Klompen publishes article in International Journal for Parasitology: Parasites and Wildlife

April 25, 2019
Hans Klompen

Tick development on sexually-active bull moose is more advanced compared to that of cow moose in the winter tick, Dermacentor albipictus

Jay A. Yoder, Peter J. Pekins, Cameron J. Dobrotka, Kelli A. Fisher, Lee Kantar, Scott McLellan, Matt O'Neal, and Hans Klompen. 2019. Int J Parasitol Parasites Wildl. 9: 56–59. doi: 10.1016/j.ijppaw.2019.03.006


We performed a complete survey of ticks on 100 cm2 skin samples collected from 30 moose (Alces alces) harvested in 2017 in central and northern Maine, U.S.A. The samples were collected from 15 bulls, 13 cows, and 2 calves in mid-October when moose are breeding and winter ticks (Dermacentor albipictus) quest for a host.
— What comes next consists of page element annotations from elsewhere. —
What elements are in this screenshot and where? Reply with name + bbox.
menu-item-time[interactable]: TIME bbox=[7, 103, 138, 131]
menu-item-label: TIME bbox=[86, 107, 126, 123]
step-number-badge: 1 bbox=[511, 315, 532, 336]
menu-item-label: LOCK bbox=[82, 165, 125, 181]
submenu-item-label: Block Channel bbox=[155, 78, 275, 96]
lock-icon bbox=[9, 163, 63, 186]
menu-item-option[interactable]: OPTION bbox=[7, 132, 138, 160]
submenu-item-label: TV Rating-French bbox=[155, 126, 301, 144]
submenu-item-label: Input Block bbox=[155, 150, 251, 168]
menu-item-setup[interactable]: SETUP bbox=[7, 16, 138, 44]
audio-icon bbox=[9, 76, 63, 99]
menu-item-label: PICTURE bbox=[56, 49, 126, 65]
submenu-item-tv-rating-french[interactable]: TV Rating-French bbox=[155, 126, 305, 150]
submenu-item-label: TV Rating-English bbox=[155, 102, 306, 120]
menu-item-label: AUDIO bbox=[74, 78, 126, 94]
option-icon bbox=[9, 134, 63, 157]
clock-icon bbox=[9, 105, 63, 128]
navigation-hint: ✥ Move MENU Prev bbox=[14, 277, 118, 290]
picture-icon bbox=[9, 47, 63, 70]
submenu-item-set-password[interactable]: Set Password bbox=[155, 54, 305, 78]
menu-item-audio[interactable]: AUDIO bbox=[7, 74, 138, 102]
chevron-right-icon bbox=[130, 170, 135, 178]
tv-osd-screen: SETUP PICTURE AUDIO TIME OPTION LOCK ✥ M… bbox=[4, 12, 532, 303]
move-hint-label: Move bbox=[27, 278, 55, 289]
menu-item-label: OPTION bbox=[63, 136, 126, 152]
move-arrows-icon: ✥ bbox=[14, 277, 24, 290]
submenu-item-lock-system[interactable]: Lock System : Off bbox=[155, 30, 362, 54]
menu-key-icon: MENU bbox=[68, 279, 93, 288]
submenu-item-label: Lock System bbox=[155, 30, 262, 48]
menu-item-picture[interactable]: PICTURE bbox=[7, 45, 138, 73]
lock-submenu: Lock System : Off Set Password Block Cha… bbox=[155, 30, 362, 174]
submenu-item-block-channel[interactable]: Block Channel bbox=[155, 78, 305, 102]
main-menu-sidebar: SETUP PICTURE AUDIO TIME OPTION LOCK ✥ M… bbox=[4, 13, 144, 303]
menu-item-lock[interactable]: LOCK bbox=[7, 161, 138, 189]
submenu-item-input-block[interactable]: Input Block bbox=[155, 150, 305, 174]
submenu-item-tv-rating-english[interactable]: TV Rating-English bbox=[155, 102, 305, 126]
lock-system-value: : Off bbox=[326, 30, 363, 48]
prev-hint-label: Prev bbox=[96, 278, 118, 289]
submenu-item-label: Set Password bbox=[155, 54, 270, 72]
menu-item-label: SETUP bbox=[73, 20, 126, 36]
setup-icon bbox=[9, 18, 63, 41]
We identified only winter ticks with 99.2% in a juvenile stage; 3 adult ticks were found. Unfed nymphs were most common on bulls, whereas most ticks were fed larvae on cows and calves. The mean total count on bull samples was 21 ± 4.4 (range = 0–55) and higher than on cows (6 ± 0.5; range = 2–8). Unlike previous surveys, tick abundance was lowest on calves. Tick abundance was independent of age or weight of adult moose. The higher abundance and more rapid development of winter ticks on adult bulls likely reflects the seasonal influence of increased movements and hormonal cycles associated with reproduction.